A worklog is a plain text file — markdown, usually — that records what was done, what was found, and what was concluded. Not a transcript of the conversation. Not a compacted summary. A running record of action and result, written by the AI as it works. When you're investigating something across multiple sessions — digging through logs, testing hypotheses, building evidence toward a conclusion — the worklog is the thing that survives between sessions. You open a new conversation, point the AI at the worklog, and you're back to full speed. No re-explaining. No losing the thread. No hoping the compacted summary preserved the thing that mattered.

The key: the AI writes the worklog, not you. This keeps the AI honest.
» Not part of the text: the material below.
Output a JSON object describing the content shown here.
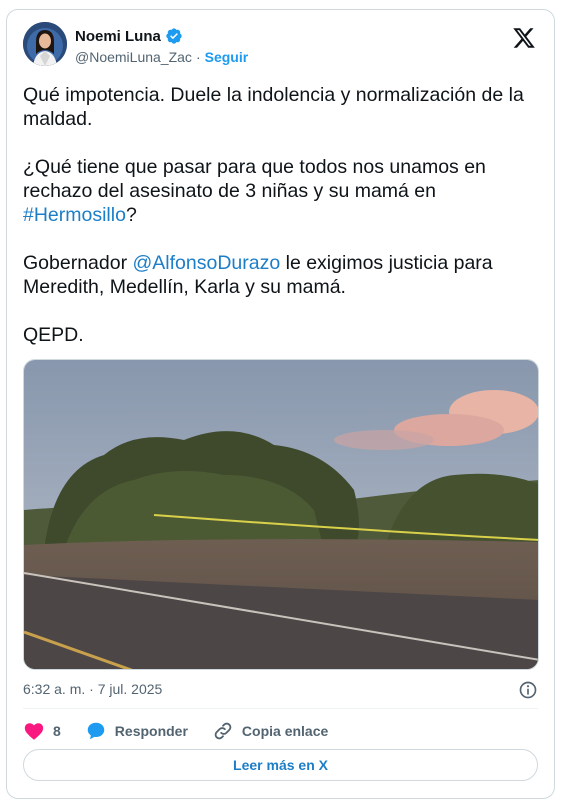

Every claim, every finding, every decision is documented in a file you can read, verify, and grep. The AI can't quietly lose context or silently revise its understanding, because the log is right there. And it's full of context — the AI was present for every detail of the session, so nothing gets lost to the human tendency to summarize too aggressively or forget the thing that seemed minor at the time but turned out to matter.
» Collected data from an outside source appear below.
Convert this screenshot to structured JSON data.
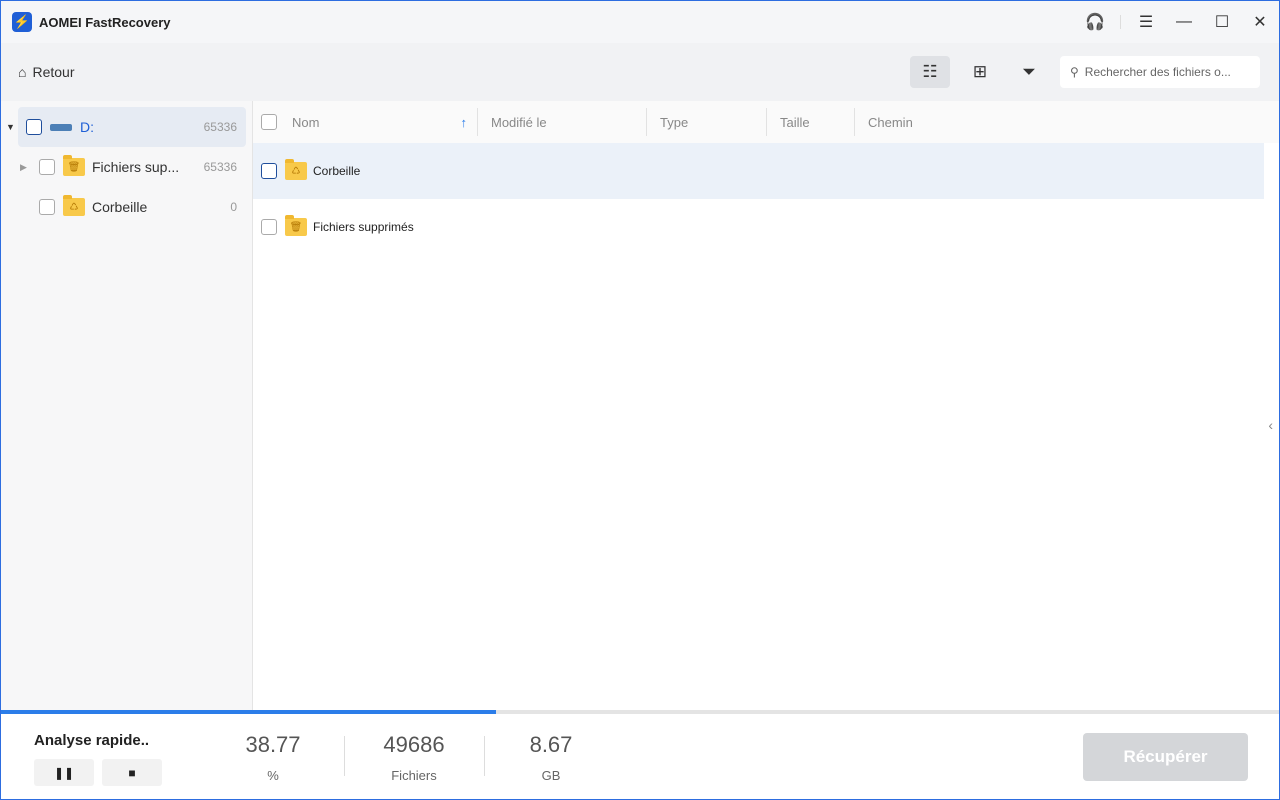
{
  "app": {
    "title": "AOMEI FastRecovery"
  },
  "toolbar": {
    "back_label": "Retour",
    "search_placeholder": "Rechercher des fichiers o..."
  },
  "tree": [
    {
      "label": "D:",
      "count": "65336"
    },
    {
      "label": "Fichiers sup...",
      "count": "65336"
    },
    {
      "label": "Corbeille",
      "count": "0"
    }
  ],
  "table": {
    "columns": [
      "Nom",
      "Modifié le",
      "Type",
      "Taille",
      "Chemin"
    ],
    "rows": [
      {
        "name": "Corbeille"
      },
      {
        "name": "Fichiers supprimés"
      }
    ]
  },
  "footer": {
    "status": "Analyse rapide..",
    "percent": "38.77",
    "percent_label": "%",
    "files": "49686",
    "files_label": "Fichiers",
    "size": "8.67",
    "size_label": "GB",
    "recover_label": "Récupérer",
    "progress_fraction": 0.3877
  },
  "colors": {
    "accent": "#2b7de9",
    "border": "#2d6de0"
  }
}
This works because of what a worklog filters. A conversation with AI is full of dead ends, misunderstandings, corrections, tangents, and restatements. The worklog strips all of that away and keeps the signal: this is what we tried, this is what we found, this is what it means. The AI does the compressing, but the human directs the work — which means the human decides what matters by deciding what to investigate. The AI preserves the full detail of the investigation. It's a partnership: human judgment on what to pursue, AI diligence on what happened.

The worklog also solves the multi-agent problem. If you're using one tool for code, another for research, and a third for writing, none of them share context with each other. But they can all read a file. Update the worklog in one session, open it in the next, and the new agent inherits the full state of the project regardless of which model or tool is running it. The file becomes the shared memory layer — not because it's architecturally sophisticated, but because every AI tool that exists can read a markdown file.

Over time, the worklog becomes more than a memory aid. It becomes a searchable record of how a project unfolded. You can grep it. You can skim it for patterns. You can hand it to someone else — human or AI — and they can understand not just where the project stands but how it got there. This is something conversation histories and vector embeddings can't do, because they preserve the raw material without the editorial judgment. The worklog is already edited. It's already a narrative of what mattered.

There is a specific discipline to writing a useful worklog. Date your entries. Record what you did, not what you planned to do. Note dead ends explicitly — they're valuable because they prevent the next session from retreading the same ground. Keep it concise but specific: "Tested hypothesis X against dataset Y, result was Z, which means W" is a useful entry. "Worked on the project" is not. And update it in real time, during the work, not after — because the thing you'll forget to write down at the end of the session is exactly the thing you'll need to remember next time.

Scale it up and you get dossiers. A worklog tracks a project. But if you tag the facts in those worklogs to entities — people, places, projects, deadlines — and connect those entities with relationships, the accumulated observations form a graph. Over time, the graph fills in. The AI mentions Aaron in five different worklogs across three weeks, and now the system knows Aaron's role, his projects, his schedule, his preferences — not because anyone sat down and wrote a profile, but because the observations accumulated on a skeleton of relationships. The dossier grows from conversation. The graph gives it structure.

The people building memory systems for AI are trying to solve this problem with infrastructure. Embedding databases, context repositories, hierarchical summarization. Some of this work is genuinely important and will matter at scale. But for an individual working with AI on real projects across days and weeks, the answer is already here. It's a file. It's been a file this whole time. Memory is files.